Music is essentially an emotional language, so you want to feel something from the relationships and build music based on those feelings.
— Howard Shore
I like to read and dream and create music that is based on the imagery of text. If you have the combination of a great book and a great filmmaker, what could be better for the composer?
I live in Tuxedo Park, N.Y. and spend time in the West Village, where my wife Elizabeth Cotnoir, a writer-producer and documentary filmmaker, has an office.
Composing is sort of an intuitive act. You have to put yourself in the right frame of mind.
All of the silent films had live music accompaniment, so it's actually a very rich period in music.
My first score for 'The Lord of the Rings' trilogy, 'The Fellowship of the Ring,' was the beginning of my journey into the world of Tolkien, and I will always hold a special fondness for the music and the experience.
I love working with an orchestra, but there are many ways to make music.
When you see 'Lord of the Rings,' you want to feel like you've been dropped into it and that you're part of it. You don't want to be aware of how it's being done; you just want it to feel really seamless.
I actually like the collaboration of working with different artists.
I'm interested in good collaborations and in working with directors who bring something new and interesting out of you.
I think 'Two Towers' is a completely distinct film from 'Fellowship of the Ring' or 'Return of the King.' I think that you can watch them as a group and watch how the story evolves, but I think each one was made in its own entirety, and each one has its own palate of sound and music and color and characterization.

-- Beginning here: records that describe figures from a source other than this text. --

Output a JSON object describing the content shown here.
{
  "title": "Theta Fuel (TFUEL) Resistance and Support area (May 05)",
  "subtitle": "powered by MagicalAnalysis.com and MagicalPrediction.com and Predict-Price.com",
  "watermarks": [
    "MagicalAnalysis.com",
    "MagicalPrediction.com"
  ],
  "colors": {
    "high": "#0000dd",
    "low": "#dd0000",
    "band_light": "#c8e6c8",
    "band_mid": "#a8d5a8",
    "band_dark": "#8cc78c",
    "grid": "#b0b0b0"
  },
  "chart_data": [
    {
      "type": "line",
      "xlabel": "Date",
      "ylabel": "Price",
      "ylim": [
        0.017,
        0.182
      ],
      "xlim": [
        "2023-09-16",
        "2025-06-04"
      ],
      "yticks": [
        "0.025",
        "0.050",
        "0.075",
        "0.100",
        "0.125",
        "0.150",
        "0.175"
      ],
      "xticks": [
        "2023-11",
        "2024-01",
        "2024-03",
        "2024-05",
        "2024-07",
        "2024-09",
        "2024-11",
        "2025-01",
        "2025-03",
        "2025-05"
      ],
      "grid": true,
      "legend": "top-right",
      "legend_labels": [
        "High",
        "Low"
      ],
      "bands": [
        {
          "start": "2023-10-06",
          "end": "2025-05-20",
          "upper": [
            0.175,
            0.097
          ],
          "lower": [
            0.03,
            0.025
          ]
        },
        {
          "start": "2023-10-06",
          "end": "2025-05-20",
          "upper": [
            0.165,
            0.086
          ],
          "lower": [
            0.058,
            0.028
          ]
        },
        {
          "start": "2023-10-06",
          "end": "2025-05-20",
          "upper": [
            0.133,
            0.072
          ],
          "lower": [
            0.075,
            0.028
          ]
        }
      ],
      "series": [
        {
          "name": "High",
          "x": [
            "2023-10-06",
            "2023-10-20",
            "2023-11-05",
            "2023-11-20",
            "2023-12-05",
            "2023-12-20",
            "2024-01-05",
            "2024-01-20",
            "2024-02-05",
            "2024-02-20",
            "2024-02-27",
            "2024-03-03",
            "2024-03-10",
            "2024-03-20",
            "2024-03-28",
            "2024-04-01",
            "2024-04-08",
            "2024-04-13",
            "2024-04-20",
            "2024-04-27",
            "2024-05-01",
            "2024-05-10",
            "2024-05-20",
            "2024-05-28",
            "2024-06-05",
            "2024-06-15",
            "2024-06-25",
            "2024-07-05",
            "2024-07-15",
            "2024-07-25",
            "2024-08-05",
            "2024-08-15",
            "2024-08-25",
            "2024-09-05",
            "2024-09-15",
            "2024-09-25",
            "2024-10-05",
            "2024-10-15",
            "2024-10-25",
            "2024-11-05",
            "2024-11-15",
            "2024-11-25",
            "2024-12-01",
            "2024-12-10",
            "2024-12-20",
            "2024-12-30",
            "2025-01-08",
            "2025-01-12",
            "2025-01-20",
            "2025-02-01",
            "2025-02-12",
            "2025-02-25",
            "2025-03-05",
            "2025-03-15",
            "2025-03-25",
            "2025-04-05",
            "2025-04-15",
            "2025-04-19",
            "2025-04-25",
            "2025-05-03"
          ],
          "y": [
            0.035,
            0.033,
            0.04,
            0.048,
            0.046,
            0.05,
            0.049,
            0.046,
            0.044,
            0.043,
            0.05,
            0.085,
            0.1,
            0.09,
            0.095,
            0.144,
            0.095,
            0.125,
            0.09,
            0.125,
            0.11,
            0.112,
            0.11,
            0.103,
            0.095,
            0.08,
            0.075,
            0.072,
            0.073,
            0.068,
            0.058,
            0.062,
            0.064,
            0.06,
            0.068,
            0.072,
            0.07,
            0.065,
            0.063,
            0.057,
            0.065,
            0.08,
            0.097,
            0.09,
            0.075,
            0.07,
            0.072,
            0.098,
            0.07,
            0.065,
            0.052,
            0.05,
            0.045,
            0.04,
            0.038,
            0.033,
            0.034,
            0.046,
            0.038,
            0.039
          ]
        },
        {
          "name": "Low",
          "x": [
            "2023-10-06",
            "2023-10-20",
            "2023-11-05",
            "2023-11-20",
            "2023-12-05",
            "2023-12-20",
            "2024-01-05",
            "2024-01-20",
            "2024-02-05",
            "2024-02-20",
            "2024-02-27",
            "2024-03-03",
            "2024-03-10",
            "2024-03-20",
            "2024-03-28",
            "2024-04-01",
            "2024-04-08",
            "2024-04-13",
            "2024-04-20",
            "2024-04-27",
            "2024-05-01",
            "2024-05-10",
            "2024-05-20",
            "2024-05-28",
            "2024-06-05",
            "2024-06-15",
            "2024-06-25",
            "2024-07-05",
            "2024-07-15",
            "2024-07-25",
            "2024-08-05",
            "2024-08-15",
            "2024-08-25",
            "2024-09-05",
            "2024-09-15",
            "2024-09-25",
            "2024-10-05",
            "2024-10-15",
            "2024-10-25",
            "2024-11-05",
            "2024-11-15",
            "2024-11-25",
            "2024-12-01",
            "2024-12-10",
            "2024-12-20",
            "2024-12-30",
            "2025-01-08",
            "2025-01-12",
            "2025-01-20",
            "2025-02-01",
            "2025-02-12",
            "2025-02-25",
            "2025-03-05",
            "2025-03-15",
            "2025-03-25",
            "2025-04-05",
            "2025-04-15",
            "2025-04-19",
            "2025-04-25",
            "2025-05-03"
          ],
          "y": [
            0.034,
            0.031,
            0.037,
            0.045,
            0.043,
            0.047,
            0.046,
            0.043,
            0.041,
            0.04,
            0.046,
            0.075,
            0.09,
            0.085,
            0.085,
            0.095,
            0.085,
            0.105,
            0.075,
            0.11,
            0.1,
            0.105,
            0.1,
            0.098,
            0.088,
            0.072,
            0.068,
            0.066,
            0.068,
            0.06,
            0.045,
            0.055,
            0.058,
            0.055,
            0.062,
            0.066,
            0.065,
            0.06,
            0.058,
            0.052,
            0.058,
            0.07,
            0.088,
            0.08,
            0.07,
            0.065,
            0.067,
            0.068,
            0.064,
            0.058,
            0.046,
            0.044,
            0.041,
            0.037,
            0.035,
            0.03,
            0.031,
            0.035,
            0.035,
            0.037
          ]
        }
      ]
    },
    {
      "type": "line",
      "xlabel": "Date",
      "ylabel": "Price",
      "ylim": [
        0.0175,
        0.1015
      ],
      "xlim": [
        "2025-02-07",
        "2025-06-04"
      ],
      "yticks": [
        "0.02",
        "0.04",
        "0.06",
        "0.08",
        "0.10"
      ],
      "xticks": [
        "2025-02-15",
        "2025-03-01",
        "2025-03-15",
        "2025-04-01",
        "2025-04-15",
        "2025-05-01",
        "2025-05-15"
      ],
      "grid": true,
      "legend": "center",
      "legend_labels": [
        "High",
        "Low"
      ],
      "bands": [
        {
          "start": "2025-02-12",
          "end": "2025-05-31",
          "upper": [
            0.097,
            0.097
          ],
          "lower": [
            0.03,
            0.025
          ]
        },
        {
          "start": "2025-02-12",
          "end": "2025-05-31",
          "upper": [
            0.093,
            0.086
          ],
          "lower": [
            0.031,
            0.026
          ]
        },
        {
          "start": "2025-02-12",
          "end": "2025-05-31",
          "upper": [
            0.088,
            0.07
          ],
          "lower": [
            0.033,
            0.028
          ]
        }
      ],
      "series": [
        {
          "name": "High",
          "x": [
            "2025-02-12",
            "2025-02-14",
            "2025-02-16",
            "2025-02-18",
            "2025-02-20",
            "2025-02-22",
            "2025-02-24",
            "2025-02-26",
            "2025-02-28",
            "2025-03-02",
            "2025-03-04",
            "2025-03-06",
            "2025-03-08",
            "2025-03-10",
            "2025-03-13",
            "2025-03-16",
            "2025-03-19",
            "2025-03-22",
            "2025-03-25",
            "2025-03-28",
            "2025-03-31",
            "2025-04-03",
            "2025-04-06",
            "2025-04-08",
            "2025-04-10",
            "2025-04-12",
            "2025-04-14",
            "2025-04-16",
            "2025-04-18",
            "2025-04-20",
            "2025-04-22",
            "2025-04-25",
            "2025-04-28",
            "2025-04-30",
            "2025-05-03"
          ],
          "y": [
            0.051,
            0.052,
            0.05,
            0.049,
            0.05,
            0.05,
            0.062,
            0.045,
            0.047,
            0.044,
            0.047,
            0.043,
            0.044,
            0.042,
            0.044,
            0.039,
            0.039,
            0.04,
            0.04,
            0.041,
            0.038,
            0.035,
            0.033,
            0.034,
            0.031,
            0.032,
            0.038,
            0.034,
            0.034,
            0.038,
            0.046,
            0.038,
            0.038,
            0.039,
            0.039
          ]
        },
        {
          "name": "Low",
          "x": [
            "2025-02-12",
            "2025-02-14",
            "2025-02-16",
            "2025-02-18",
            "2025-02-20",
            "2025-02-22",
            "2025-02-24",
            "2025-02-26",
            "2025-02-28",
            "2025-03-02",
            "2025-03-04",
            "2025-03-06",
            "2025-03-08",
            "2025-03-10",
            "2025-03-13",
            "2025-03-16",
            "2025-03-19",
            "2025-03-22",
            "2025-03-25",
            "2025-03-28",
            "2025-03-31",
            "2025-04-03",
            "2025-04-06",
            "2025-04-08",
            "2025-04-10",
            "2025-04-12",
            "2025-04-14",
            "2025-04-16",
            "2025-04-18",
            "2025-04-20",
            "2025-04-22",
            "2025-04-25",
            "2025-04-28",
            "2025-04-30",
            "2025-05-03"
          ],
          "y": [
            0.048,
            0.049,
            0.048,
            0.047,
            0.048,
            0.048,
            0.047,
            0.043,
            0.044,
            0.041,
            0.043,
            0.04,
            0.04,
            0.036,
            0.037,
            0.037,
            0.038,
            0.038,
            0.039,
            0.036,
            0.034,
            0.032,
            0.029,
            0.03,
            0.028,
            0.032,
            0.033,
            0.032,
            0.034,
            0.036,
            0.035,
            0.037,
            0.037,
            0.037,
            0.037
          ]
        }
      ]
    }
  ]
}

I think once a year it's good to look back at the history of Oscar and to embrace the great work that everybody's done this year and set it in place to the great work that's gone on before us.
'Hugo' is made in the classical style of the 1940s.
A lot of what a composer does has to do with storytelling, and there are different ways of fusing music with picture to express different storytelling ideas.
You can find the whole world of a film in one instrument, or you can find a world of sound in the orchestra.
The sarangi, the ney flute are pretty ancient instruments.
Theater and film are essentially the same - just different kinds of storytelling.
'Saturday Night Live' was actually started with a show that Lorne Michaels and I did at a summer camp called Timberlane in Ontario when we were 14 and 15. We would do an improvisational show with music, comedy and acting.
When you're working on film music, you're only working on 20, 30-minute sections at a time.
It is very gratifying to see the music from 'The Lord of the Rings' trilogy find a new life on the concert stage as it is performed by different orchestras and choruses throughout the world.
I read all of the books by Tolkien, including 'The Hobbit,' when I was in my twenties, and his deep love of nature and all things green resonates deeply with me.
The music for 'The Departed' could have been played by an orchestra, but you make a decision about orchestration based on the context of the film. You want the music to broaden the scope of a film, not just repeat what you're seeing.
I always believed 'The Fly' to be a classic opera story. It's a tale of love and death, true love surviving in the face of physical decay and ultimate sacrifice.